Lloyd Howell, the first-year executive director of the NFLPA, confirmed during his Super Bowl availability Thursday that the players union did become involved in the matter at the time the perceived threat was made.

“With that matter … the (NFLPA) is very involved working with our member, as well as their representative, and working to get it to a resolution that’s protecting our member and putting them in the best financial position that was originally agreed to,” Howell said. “That will continue. I’m not going to get into exactly what happened with Russ, but the PA was involved, and we did get to a resolution.”

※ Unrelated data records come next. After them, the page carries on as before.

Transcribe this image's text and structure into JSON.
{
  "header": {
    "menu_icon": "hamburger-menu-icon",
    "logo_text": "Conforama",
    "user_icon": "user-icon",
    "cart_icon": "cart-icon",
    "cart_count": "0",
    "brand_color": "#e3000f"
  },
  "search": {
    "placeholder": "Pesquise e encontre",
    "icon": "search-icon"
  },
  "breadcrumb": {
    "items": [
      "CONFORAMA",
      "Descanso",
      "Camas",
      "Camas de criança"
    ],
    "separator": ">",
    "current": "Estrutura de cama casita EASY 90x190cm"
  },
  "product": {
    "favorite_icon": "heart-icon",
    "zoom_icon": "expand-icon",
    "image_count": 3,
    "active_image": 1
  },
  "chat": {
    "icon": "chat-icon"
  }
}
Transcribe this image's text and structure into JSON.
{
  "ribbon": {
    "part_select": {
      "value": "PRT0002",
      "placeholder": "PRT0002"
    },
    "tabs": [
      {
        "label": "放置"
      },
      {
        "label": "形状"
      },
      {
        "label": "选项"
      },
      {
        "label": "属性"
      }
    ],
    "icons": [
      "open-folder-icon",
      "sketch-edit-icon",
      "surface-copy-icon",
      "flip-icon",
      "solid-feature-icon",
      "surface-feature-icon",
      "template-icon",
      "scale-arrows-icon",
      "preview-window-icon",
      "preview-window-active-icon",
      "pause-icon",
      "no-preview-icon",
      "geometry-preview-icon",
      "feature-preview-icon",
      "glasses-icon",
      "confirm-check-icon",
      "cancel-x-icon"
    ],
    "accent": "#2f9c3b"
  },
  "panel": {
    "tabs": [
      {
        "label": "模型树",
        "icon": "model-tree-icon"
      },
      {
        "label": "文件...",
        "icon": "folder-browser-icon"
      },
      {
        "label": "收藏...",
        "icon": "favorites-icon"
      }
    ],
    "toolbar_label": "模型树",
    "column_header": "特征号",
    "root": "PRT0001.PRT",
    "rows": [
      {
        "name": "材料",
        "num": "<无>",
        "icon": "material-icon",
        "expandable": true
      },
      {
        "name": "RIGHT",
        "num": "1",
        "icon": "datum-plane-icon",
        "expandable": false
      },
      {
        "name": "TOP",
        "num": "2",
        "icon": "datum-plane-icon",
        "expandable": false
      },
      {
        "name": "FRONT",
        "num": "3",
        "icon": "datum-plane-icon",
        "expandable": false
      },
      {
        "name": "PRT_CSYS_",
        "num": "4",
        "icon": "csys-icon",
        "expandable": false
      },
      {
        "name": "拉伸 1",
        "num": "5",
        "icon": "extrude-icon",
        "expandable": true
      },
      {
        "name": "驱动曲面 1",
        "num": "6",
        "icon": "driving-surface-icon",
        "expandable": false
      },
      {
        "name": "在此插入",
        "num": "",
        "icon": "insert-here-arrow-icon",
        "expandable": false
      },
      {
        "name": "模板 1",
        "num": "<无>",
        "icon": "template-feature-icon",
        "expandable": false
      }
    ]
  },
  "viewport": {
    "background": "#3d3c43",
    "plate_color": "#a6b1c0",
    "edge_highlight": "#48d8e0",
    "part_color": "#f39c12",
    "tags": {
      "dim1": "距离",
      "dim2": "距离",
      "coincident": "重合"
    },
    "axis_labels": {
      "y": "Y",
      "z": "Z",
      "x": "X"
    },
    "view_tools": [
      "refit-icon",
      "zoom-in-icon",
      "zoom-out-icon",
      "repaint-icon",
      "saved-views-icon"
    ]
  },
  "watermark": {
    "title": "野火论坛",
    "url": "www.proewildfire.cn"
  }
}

Wilson, who had a disastrous first season with the Broncos in 2022 following the blockbuster trade that sent five draft picks and three players to the Seattle Seahawks, bounced back from a statistical standpoint last season. He threw for 3,070 yards with 26 touchdowns and eight interceptions in his 15 starts, and his 66.4 percent completion rate was his best since 2020. But Denver’s offense scuttled during a stretch of three losses in four games that torpedoed its playoff hopes, and Wilson’s ball-security issues — four interceptions, three fumbles — played a role in that slide.

“Everything and every ounce of our energy at the start of (last season) was, ‘What are the things we feel like (Wilson) does best for us offensively?’” Payton said in his interview with Schein. “Ultimately, we got to a stretch where we felt like we wanted to look at Stidham. Honestly, we felt like we need a spark offensively.”